LA RELIGIO NEL SUO DIVENIRE

ritratto di ponera

Se indaghiamo nel passato vediamo che le supertizioni primitive sono state al centro degli studi avanzati dagli evoluzionisti, costituendo un punto di partenza per discutere l'origine delle religioni.

Studi approfonditi relativi al paleolitico medio/superiore, quando l'umana gente si domandò del perché e del percome ciò che non aveva costruito lei chi l'aveva costruito, fecero pensare ad una iniziazione sciamanica, quale prima forma di religio.

Le prime forme religiose furono di tipo idolatra, verso un animale come il giaguaro, per poi passare a totem inventati da degli sciamani. Infatti è rinvenuto da un sito preistorico in Germania, risalente a 40.000 anni fa, un corpo umano con la testa di un felino.

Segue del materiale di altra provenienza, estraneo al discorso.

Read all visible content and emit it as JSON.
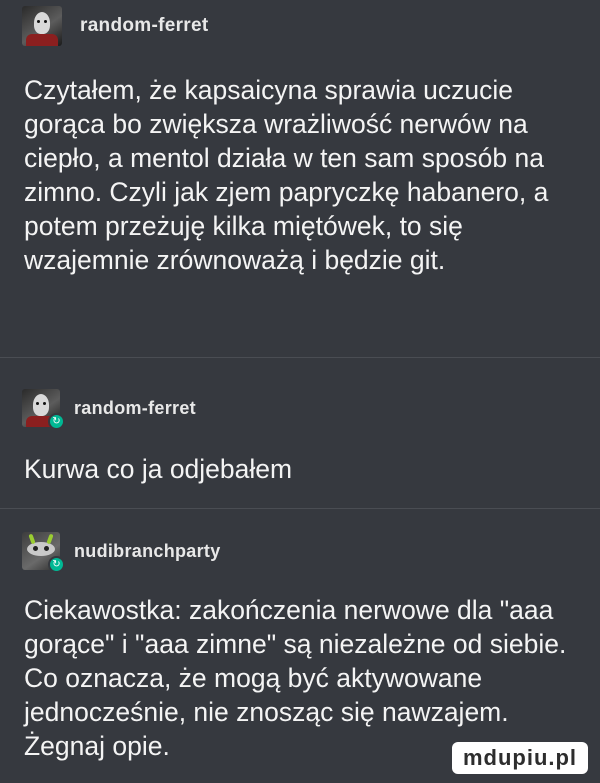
{
  "posts": [
    {
      "username": "random-ferret",
      "avatar_icon": "ferret-avatar-icon",
      "text": "Czytałem, że kapsaicyna sprawia uczucie gorąca bo zwiększa wrażliwość nerwów na ciepło, a mentol działa w ten sam sposób na zimno. Czyli jak zjem papryczkę habanero, a potem przeżuję kilka miętówek, to się wzajemnie zrównoważą i będzie git."
    },
    {
      "username": "random-ferret",
      "avatar_icon": "ferret-avatar-icon",
      "badge_icon": "reblog-badge-icon",
      "text": "Kurwa co ja odjebałem"
    },
    {
      "username": "nudibranchparty",
      "avatar_icon": "nudibranch-avatar-icon",
      "badge_icon": "reblog-badge-icon",
      "text": "Ciekawostka: zakończenia nerwowe dla \"aaa gorące\" i \"aaa zimne\" są niezależne od siebie. Co oznacza, że mogą być aktywowane jednocześnie, nie znosząc się nawzajem. Żegnaj opie."
    }
  ],
  "watermark": "mdupiu.pl"
}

Presa coscienza della morte l'umana gente non volle rassegnarsi alla perdita della propria individualità, alle esperienze e capacità nutrite dal defunto. Non si poteva perdere tutto, e pertanto prese corpo l'idea di una vita dopo la morte. Nasce così lo specializzato, colui che ha contatti con i defunti e le divinità creatrici del tutto. I rapporti con questo mondo fuori dalla realtà era gestito dagli sciamani, grandi barattieri d'aria fritta, provvisti di una grande ascendenza su tutto il gruppo di appartenenza.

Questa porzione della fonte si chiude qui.